A pochi mesi dall’inaugurazione delle nuove sale operatorie dell’Ospedale Umberto I, il percorso di rinnovamento dell’offerta chirurgica della Asl Salerno è ormai a pieno regime
Le braccia meccaniche del robot “Da Vinci”, guidate dai chirurghi del blocco operatorio dell’ospedale Umberto I di Nocera Inferiore, capitanati dal professore Roberto Sanseverino direttore del Dipartimento e della UOC di Urologia, sono pienamente funzionanti e consentono ormai di eseguire quotidianamente procedure chirurgiche nei nuovi spazi dedicati al quarto piano del nosocomio. Interventi mininvasivi in ambito della chirurgia robotica, anche urologica e ginecologica, che si abbinano alla ripresa delle attività di litotrisia extracorporea.
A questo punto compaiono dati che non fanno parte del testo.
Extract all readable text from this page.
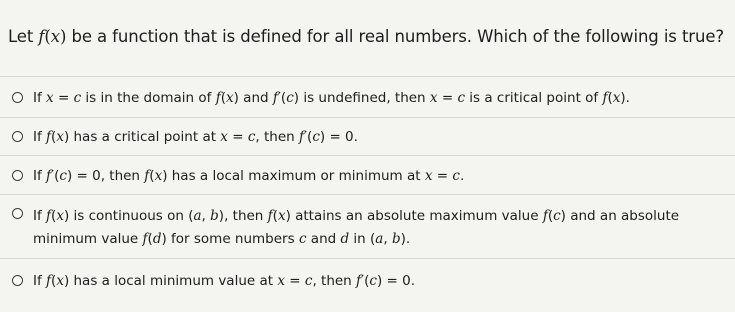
Let f(x) be a function that is defined for all real numbers. Which of the following is true?
If x = c is in the domain of f(x) and f′(c) is undefined, then x = c is a critical point of f(x).
If f(x) has a critical point at x = c, then f′(c) = 0.
If f′(c) = 0, then f(x) has a local maximum or minimum at x = c.
If f(x) is continuous on (a, b), then f(x) attains an absolute maximum value f(c) and an absolute minimum value f(d) for some numbers c and d in (a, b).
If f(x) has a local minimum value at x = c, then f′(c) = 0.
A oggi, i crescenti numeri della chirurgia robotica del nosocomio nocerino contano interventi di prostatectomie radicali, pieloplastiche per stenosi del giunto pielo-ureterale, e nefrectomie parziali. “La piattaforma robotica – ha dichiarato il direttore generale dell’Asl Salerno Gennaro Sosto – rappresenta un fondamentale progresso nell’offerta sanitaria per tutti i cittadini della Asl e della provincia di Salerno. Questo annovera l’Azienda tra quelle che dispongono dei migliori standard nazionali e internazionali in tema di tecnologia e competenze professionali. Un investimento che non potevamo non affrontare, e che finalmente pone l’Asl e i suoi professionisti tra quelli in grado di eseguire prestazioni che prima costringevano i cittadini a recarsi fuori provincia e fuori regione”.
Un’equipe motivata e ben guidata, un grande lavoro di squadra di tutto l’ospedale nocerino, diretto dalla dottoressa Rosalba Santarpia, che oggi può disporre delle migliori tecnologie sul mercato e dei migliori spazi per garantire la sicurezza dei pazienti e la più veloce remissione post operatoria. “Forte di un’esperienza di oltre 20 anni di chirurgia mininvasiva, l’acquisizione della piattaforma robotica – ha spiegato il dottor Roberto Sanseverino – rappresenta un passo in avanti determinante per porre l’Azienda al passo con i tempi”.
“Questo – ha aggiunto – si traduce non solo in un importante miglioramento dell’offerta sanitaria per i cittadini, ma anche in un fattore di attrazione per i giovani chirurghi di cui oggi c’è tanto bisogno per rinforzare il Sistema Sanitario Nazionale. L’Urologia è certamente la disciplina che più si avvale di questa tecnologia, ma l’Azienda, la Direzione dell’Ospedale e il Dipartimento di Chirurgia Generale ed Urologia che ho l’onore di dirigere stanno lavorando affinché anche altre discipline chirurgiche si possano avvalere di questa metodica innovativa”.